Despite these limitations, disclosure of plaque by staining is the fastest and most efficient method for self-diagnosis by the patient. The technique also allows the clinician to locate remaining plaque and to demonstrate the close relationship between the localization of plaque and the presence of gingivitis and dental caries . Prevention of dental caries and gingivitis must, therefore, be based on plaque control.
The telemetric method, developed by Graf and Muhlemann (1966), allows in vivo measurement of the "true" pH on the tooth surface beneath the undisturbed plaque.
The importance of the age, amount, and composition of plaque, as well as different concentrations of sugar, can thereby be evaluated. Using the telemetric method, Imfeld (1978a) showed that rinsing with a 10% sucrose solution causes a dramatic drop in pH to below 4 in 3-day-old interdental plaque. Such plaque is typical for the approximal surfaces of the molars and premolars in a toothbrushing population. In contrast, the fall in pH in immature lingual plaque (12 hours old) is very limited.
Firestone et al (1987) used the same telemetric test in vivo, measuring the pH drop after subjects rinsed with a 10% sucrose solution. Four different sites on molars with approximal plaque were compared to plaque-free approximal surfaces. The authors concluded: "removing plaque from interdental surfaces significantly reduced the exposure of the surfaces to plaque acids following sucrose rinse. This further supports mechanical removal of plaque from interdental surfaces as a means of reducing dental caries."
In toothbrushing populations, that is, those who have an established habit of using a toothbrush and fluoride toothpaste daily, dental plaque more than 2 days old is located mainly on the approximal surfaces of the molars and premolars, partly subgingivally.
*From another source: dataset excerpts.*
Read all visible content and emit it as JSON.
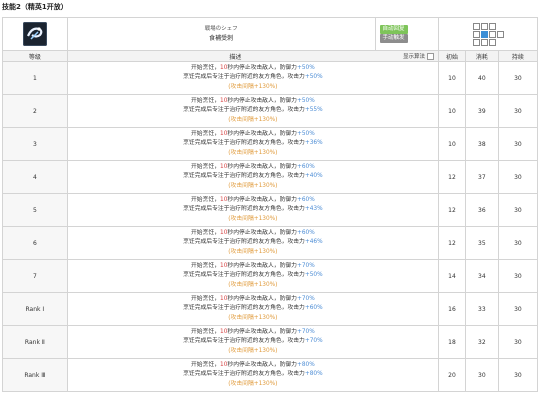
{
  "page_title": "技能2（精英1开放）",
  "skill": {
    "jp_name": "戦場のシェフ",
    "cn_name": "食補受刺",
    "tags": [
      {
        "label": "自动回复",
        "color": "#7ec45a"
      },
      {
        "label": "手动触发",
        "color": "#8d8d8d"
      }
    ],
    "icon": "skill-icon"
  },
  "columns": {
    "level": "等级",
    "desc": "描述",
    "show_algo": "显示算法",
    "init": "初始",
    "cost": "消耗",
    "duration": "持续"
  },
  "desc_text": {
    "l1_a": "开始烹饪，",
    "l1_b": "10",
    "l1_c": "秒内停止攻击敌人，防御力",
    "l2_a": "烹饪完成后专注于治疗附近的友方角色，攻击力",
    "l3": "(攻击间隔+130%)"
  },
  "rows": [
    {
      "level": "1",
      "def": "+50%",
      "atk": "+50%",
      "init": "10",
      "cost": "40",
      "dur": "30"
    },
    {
      "level": "2",
      "def": "+50%",
      "atk": "+55%",
      "init": "10",
      "cost": "39",
      "dur": "30"
    },
    {
      "level": "3",
      "def": "+50%",
      "atk": "+36%",
      "init": "10",
      "cost": "38",
      "dur": "30"
    },
    {
      "level": "4",
      "def": "+60%",
      "atk": "+40%",
      "init": "12",
      "cost": "37",
      "dur": "30"
    },
    {
      "level": "5",
      "def": "+60%",
      "atk": "+43%",
      "init": "12",
      "cost": "36",
      "dur": "30"
    },
    {
      "level": "6",
      "def": "+60%",
      "atk": "+46%",
      "init": "12",
      "cost": "35",
      "dur": "30"
    },
    {
      "level": "7",
      "def": "+70%",
      "atk": "+50%",
      "init": "14",
      "cost": "34",
      "dur": "30"
    },
    {
      "level": "Rank Ⅰ",
      "def": "+70%",
      "atk": "+60%",
      "init": "16",
      "cost": "33",
      "dur": "30"
    },
    {
      "level": "Rank Ⅱ",
      "def": "+70%",
      "atk": "+70%",
      "init": "18",
      "cost": "32",
      "dur": "30"
    },
    {
      "level": "Rank Ⅲ",
      "def": "+80%",
      "atk": "+80%",
      "init": "20",
      "cost": "30",
      "dur": "30"
    }
  ],
  "colors": {
    "highlight_red": "#d64242",
    "highlight_blue": "#4a8bd4",
    "highlight_orange": "#e09a3a",
    "range_self": "#3b8ed6"
  }
}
Access with a toothbrush to the wide approximal surfaces is limited by the buccal and lingual papillae. At least in European countries, although daily toothbrushing with a fluoride dentifrice is an established oral hygiene habit, special aids to approximal oral hygiene 3/4 such as dental floss, dental tape, toothpicks, and interdental brushes 3/4 are used daily by fewer than 10% of the population. These conditions explain why caries, gingivitis, and marginal periodontitis are much more prevalent on the approximal surfaces of the molars and premolars than on the buccal and lingual surfaces of the dentition.